The Chavez Revolution

President Hugo Chavez has embarked on a sweeping overhaul of the nation's government, says Javier Moreno in Madrid's liberal daily El Pais.

Addressing the newly elected Constituent Assembly in early August, Chavez called for the assembly to assume emergency powers that would supersede the authority of the nation's present executive, legislative, and judicial branches. "What is occurring is a revolution, and it will be futile to try to avoid it; Venezuela is being reborn from the ashes, and no one can stop it," he told the assembly.

"Venezuelan institutions have ceased to make decisions in view of the fact that the Constituent Assembly has declared itself to be ... the supreme power of the state, and the resolution threatens in a dangerous way to paralyze the political system," Moreno writes.

With his supporters holding all but 11 seats in the new assembly, Chavez easily won a controversial vote "re-legitimizing" his presidential man-date. The proposed constitution would extend the presidential term to six years and allow him to stand for re-election, introduce new mechanisms for referendums and recall of public officials, and authorize a broader government role in the economy to preserve state control of oil and other strategic resources.

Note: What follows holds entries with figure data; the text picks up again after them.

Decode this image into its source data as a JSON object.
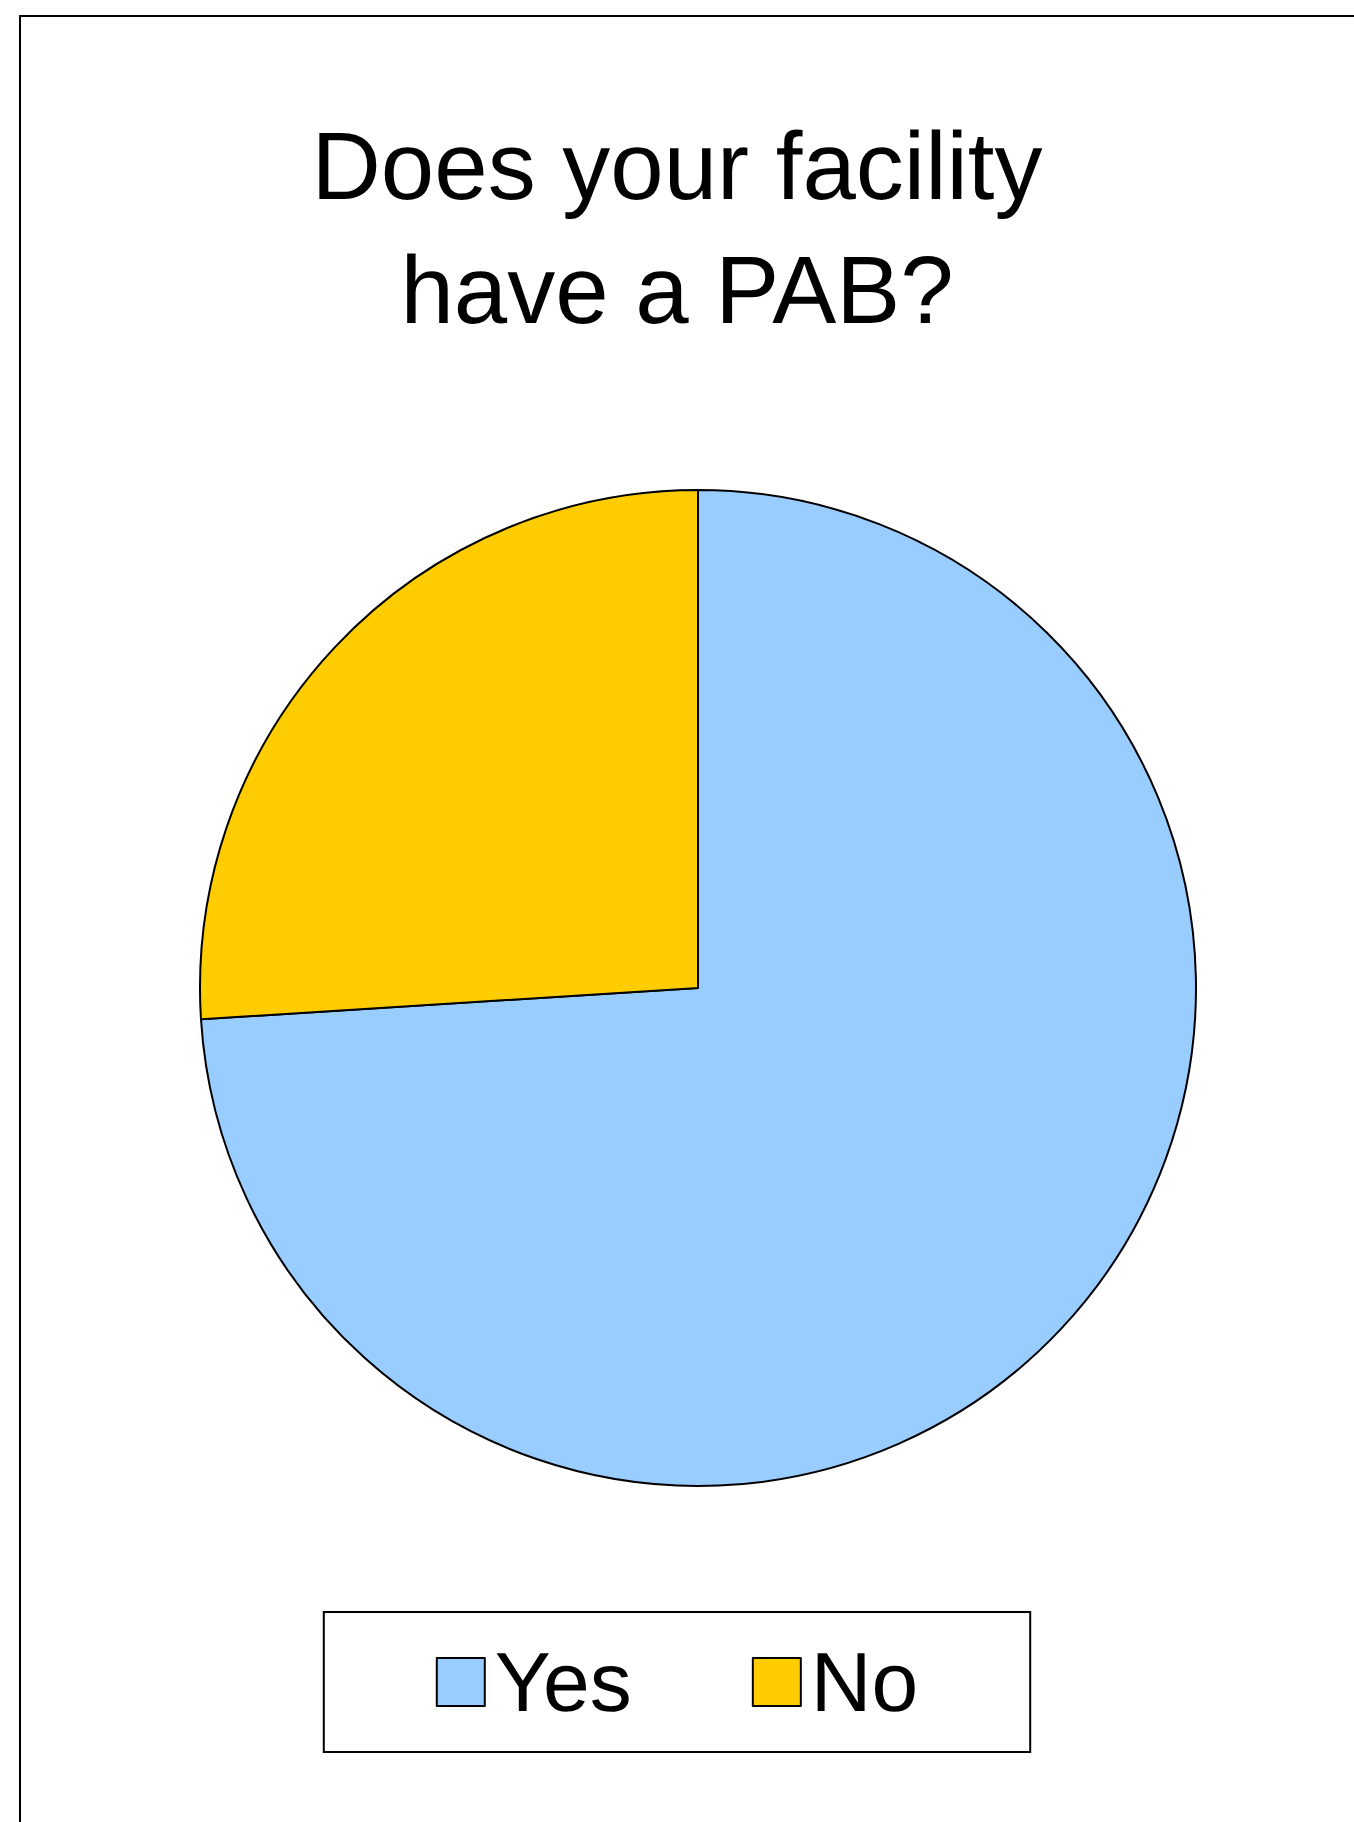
{
  "chart_data": {
    "type": "pie",
    "title": "Does your facility\nhave a PAB?",
    "categories": [
      "Yes",
      "No"
    ],
    "values": [
      74,
      26
    ],
    "colors": [
      "#99ccff",
      "#ffcc00"
    ],
    "legend": "bottom"
  }
}
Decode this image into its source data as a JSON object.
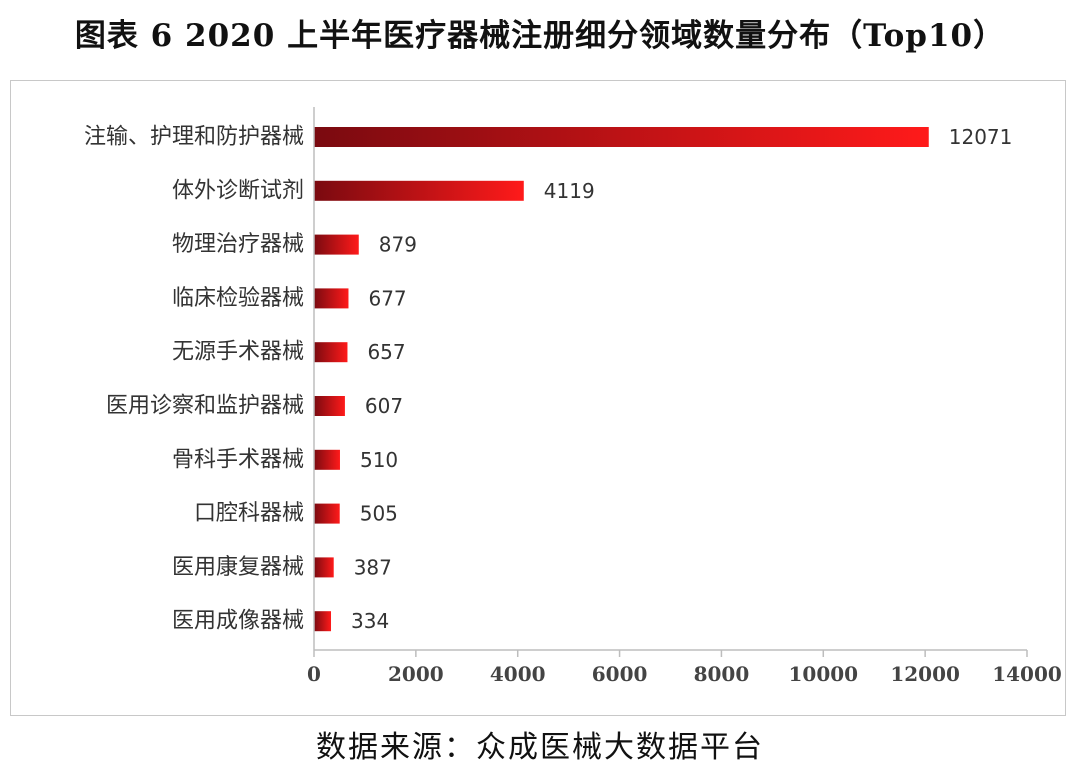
{
  "title": "图表 6   2020 上半年医疗器械注册细分领域数量分布（Top10）",
  "source": "数据来源：众成医械大数据平台",
  "colors": {
    "bar_dark": "#7a0a10",
    "bar_light": "#ff1a1a",
    "axis": "#bdbdbd",
    "text": "#333333"
  },
  "chart_data": {
    "type": "bar",
    "orientation": "horizontal",
    "categories": [
      "注输、护理和防护器械",
      "体外诊断试剂",
      "物理治疗器械",
      "临床检验器械",
      "无源手术器械",
      "医用诊察和监护器械",
      "骨科手术器械",
      "口腔科器械",
      "医用康复器械",
      "医用成像器械"
    ],
    "values": [
      12071,
      4119,
      879,
      677,
      657,
      607,
      510,
      505,
      387,
      334
    ],
    "data_labels": [
      "12071",
      "4119",
      "879",
      "677",
      "657",
      "607",
      "510",
      "505",
      "387",
      "334"
    ],
    "xlim": [
      0,
      14000
    ],
    "x_ticks": [
      "0",
      "2000",
      "4000",
      "6000",
      "8000",
      "10000",
      "12000",
      "14000"
    ],
    "grid": false,
    "legend": "none"
  }
}
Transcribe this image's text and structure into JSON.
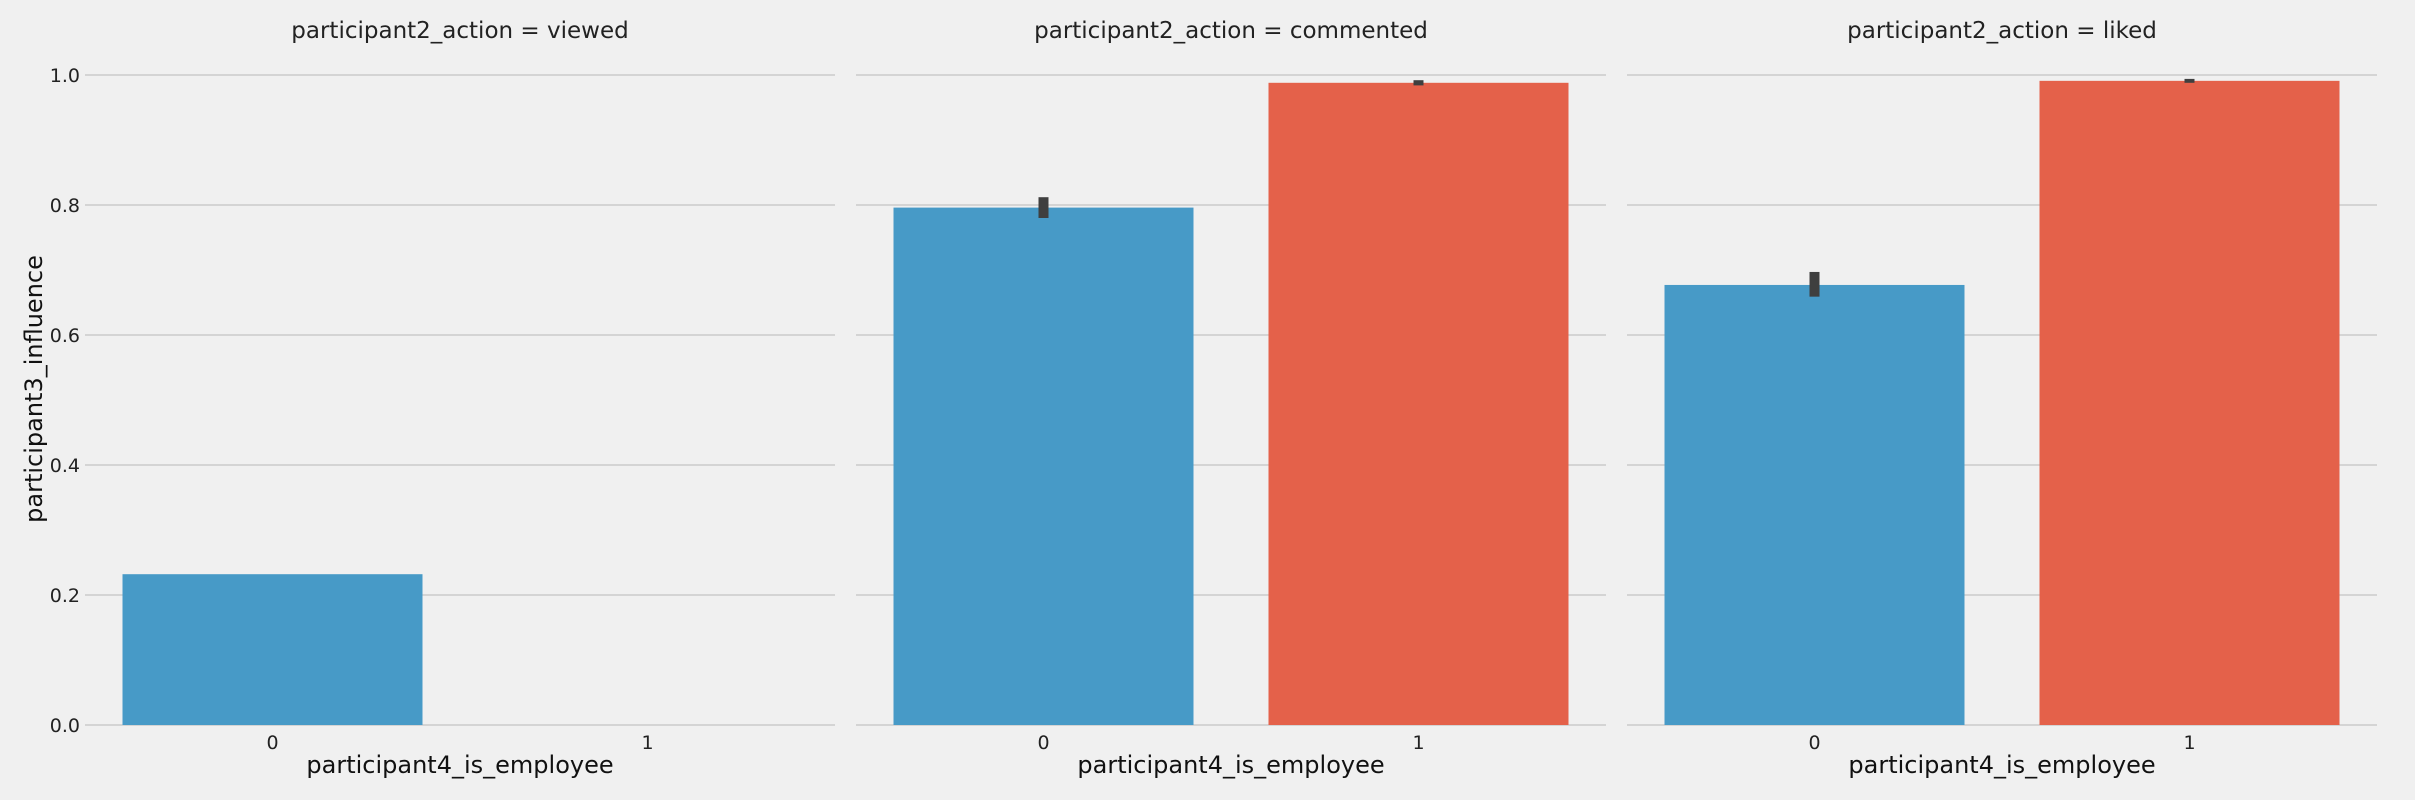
{
  "chart_data": {
    "type": "bar",
    "ylabel": "participant3_influence",
    "ylim": [
      0,
      1.0
    ],
    "yticks": [
      "0.0",
      "0.2",
      "0.4",
      "0.6",
      "0.8",
      "1.0"
    ],
    "grid": true,
    "colors": {
      "0": "#479ac7",
      "1": "#e4614a",
      "errorbar": "#3f3f3f"
    },
    "panels": [
      {
        "title": "participant2_action = viewed",
        "xlabel": "participant4_is_employee",
        "categories": [
          "0",
          "1"
        ],
        "values": [
          0.232,
          null
        ],
        "error": [
          null,
          null
        ]
      },
      {
        "title": "participant2_action = commented",
        "xlabel": "participant4_is_employee",
        "categories": [
          "0",
          "1"
        ],
        "values": [
          0.796,
          0.988
        ],
        "error": [
          [
            0.78,
            0.812
          ],
          [
            0.984,
            0.992
          ]
        ]
      },
      {
        "title": "participant2_action = liked",
        "xlabel": "participant4_is_employee",
        "categories": [
          "0",
          "1"
        ],
        "values": [
          0.677,
          0.991
        ],
        "error": [
          [
            0.659,
            0.697
          ],
          [
            0.988,
            0.994
          ]
        ]
      }
    ]
  }
}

The Chavez regime's apparent shift toward a more interventionist economic model has heightened concern among business leaders that such policies will prolong Venezuela's deepening recession and exacerbate unemployment, which has surged to a record 17 percent. "Such statistics raise fears of a social explosion, which have been exorcised up to now by the promises and hopes inspired by the constitutional process among the most disinherited of the nation, the [poorest] 80 percent of Venezuela's 23 million inhabitants," Moreno adds.

Yet, the resounding success of Chavez himself in the 1998 presidential election and his handpicked assembly candidates in the July 25 assembly vote confirm that, "without a doubt, Chavez is just what Venezuela deserves," writes Rhona Ottolina in the centrist El Universal of Caracas. "After 40 years of underdevelopment ... where misery and corruption proliferated in abundance, we must not be surprised that the masses ... today feel avenged and rep-resented by Chavez. Now it is the turn of the people."

In Caracas's centrist El National, Anibal Romero cautions that Chavez's support among the poorest sectors of Venezuelan society "springs from the failure of populist statism and a yearning for the leadership of a strong and miraculous man who will lift them up with his indomitable will." That path will only repeat Venezuela's past mistakes in embracing protectionism and government control of the economy, he argues. Equally troubling, Romero adds, is the fact that Chavez's power depends neither on the loosely knit political organization that has taken shape around him nor the government institutions that he has charged the Constituent Assembly to over-haul. "What we are observing now," he writes, "is an un-equivocal course toward personalization of power, centered around the figure of a charismatic caudillo."